Am nächsten Tag brauchte ich nicht i n die Schule, ich war alleine mit den Erziehern im Gruppenhaus.
Am nächsten Tag kam ich dann im Heim in die Grundschule.
Das ist jetzt ungefähr 7 Monate her. Ich habe nur 3 Briefe von meiner Mutter bekommen obwohl ich ihr am Anfang mehrmals die Woche geschrieben hatte. Mein Onkel hatte mich mal im Heim besucht, durfte mit mir aber aus irgendwelchen Gründen nicht raus. Anfangs hatte meine Mutter mir geschrieben, dass die einen guten Anwalt hätte, und der alles regeln würde, und wir wieder zusammen sein würden. Aber mittlerweile glaube ich nicht mehr daran.
Oh, wie leid ich mir nun tat, am liebsten würde ich jetzt einschlafen.
Ich lauschte den Geräuschen, irgendwo ging eine Türe. Das Wasser rauschte wieder im Rohr.
Aufwachen!!! Das Lischt ging an, und Annette, eine Erzieherin stand in der Türe. Na, da war ich doch eingeschlafen.
Erwartungsvoll bin ich aufgestanden. An das was ich so geträumt hatte, konnte ich mich nicht erinnern. Aber ich hoffte auf eine Geburtstagsüberraschung.
Im Waschraum wieder das übliche Chaos. Geschrei und das Geheule vom Armin, den die wieder fertig machten, weil der mit 9 Jahren immer noch ins Bett macht. Na ham deine Pampers schon den neuen Koalaverschluss? Normalerweise mochte ich den Armin nicht besonders aber heute habe ich mich zur Feier des Tages vor ihn gestellt. "Last den in Ruhe, der kann doch nichts dafür!" Auf die Pluspunkte, die ich vom Erzieher dafür bekam, war ich gar nicht scharf.
Beim Frühstück stand bei meinem Tisch ein großer Geburtstagskuchen, mit 11 Kerzen darauf.
Also hatten wenigstens die Erzieher und die Gruppe an mich gedacht. Ich wurde auch von den anderen auf dem Stuhl hochgehoben und hochleben gelassen.
Auf dem Weg zur Schule hat der Armin mich noch angesprochen, er reichte mir die Hand, herzlichen Glückwunsch zum Geburtstag noch. Das war lieb von ihm.
Nachmittags nach der Schule habe ich zwei Geburtstagskarten bekommen. Eine war von meinem Onkel, und die andere von der Stadt wo ich früher wohnte. "Der Bürgermeister" stand auf dem Umschlag. Ui, dachte ich, der schreibt mir? Na ja die Karte darin war "nur" von Monika, die Tante von Jugendamt.
Meine Mutter? Hat die mich vergessen? Ich fragte nach. Nein der Briefträger ist schon da gewesen.
Gegen 15 Uhr, haben die mich dann aus der Gruppe geholt. Zum Chef ins Verwaltungsgebäude sollte man mich begleiten. Na den hab ich gefressen, wenn der mir gratulieren wollte, hätte der auch herkommen können.
Na ja, er hat mir gratuliert, und gefragt wie es mir geht. Gut habe ich dem geantwortet. Wenn der wüsste, hab ich mir gedacht.
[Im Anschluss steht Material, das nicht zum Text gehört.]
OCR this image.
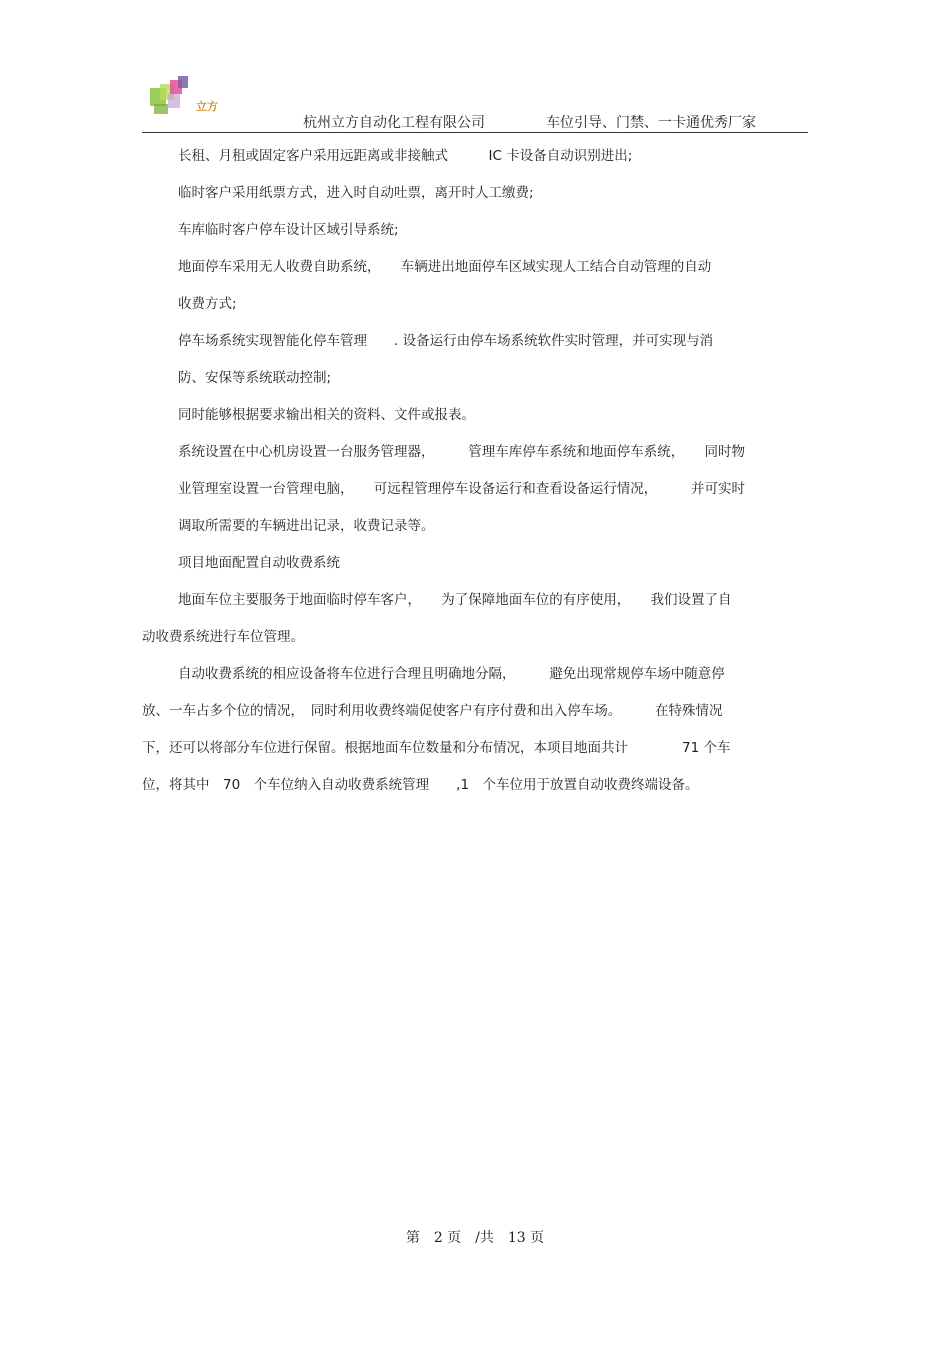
立方
杭州立方自动化工程有限公司	车位引导、门禁、一卡通优秀厂家
长租、月租或固定客户采用远距离或非接触式　　　IC 卡设备自动识别进出;
临时客户采用纸票方式，进入时自动吐票，离开时人工缴费;
车库临时客户停车设计区域引导系统;
地面停车采用无人收费自助系统，　　车辆进出地面停车区域实现人工结合自动管理的自动
收费方式;
停车场系统实现智能化停车管理　　. 设备运行由停车场系统软件实时管理，并可实现与消
防、安保等系统联动控制;
同时能够根据要求输出相关的资料、文件或报表。
系统设置在中心机房设置一台服务管理器，　　　管理车库停车系统和地面停车系统，　　同时物
业管理室设置一台管理电脑，　　可远程管理停车设备运行和查看设备运行情况，　　　并可实时
调取所需要的车辆进出记录，收费记录等。
项目地面配置自动收费系统
地面车位主要服务于地面临时停车客户，　　为了保障地面车位的有序使用，　　我们设置了自
动收费系统进行车位管理。
自动收费系统的相应设备将车位进行合理且明确地分隔，　　　避免出现常规停车场中随意停
放、一车占多个位的情况，　同时利用收费终端促使客户有序付费和出入停车场。　　　在特殊情况
下，还可以将部分车位进行保留。根据地面车位数量和分布情况，本项目地面共计　　　　71 个车
位，将其中　70　个车位纳入自动收费系统管理　　,1　个车位用于放置自动收费终端设备。
第　2 页　/共　13 页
Moment noch, da ist noch was hat er mir gesagt, als ich schon gehen wollte.
Die haben mich gegenüber in einen Besprechungsraum gesetzt. Moment noch.
Auf einmal klingelte das Telefon. Stellen Sie bitte durch.
Man gab mir den Telefonhörer. Ich lauschte der Stimme am Telefon, eine fremde Frau fragte mich wer ich bin, meinen Name bitte, Moment, ich verbinde. Fragend schaute ich den Erzieher an, der mit mir im Raum war. "Es ist die Vollzugsanstalt", flüstert er, "die verbinden!" Er gab mir ein Zeichen, das ich den Hörer ans Ohr halten soll. Ich hörte eine Stimme, eine vertraute Stimme! Mutti? Mutti! Mir liefen die Tränen übers Gesicht. Leiser verlies der Erzieher das Zimmer und schloss die Türe hinter sich.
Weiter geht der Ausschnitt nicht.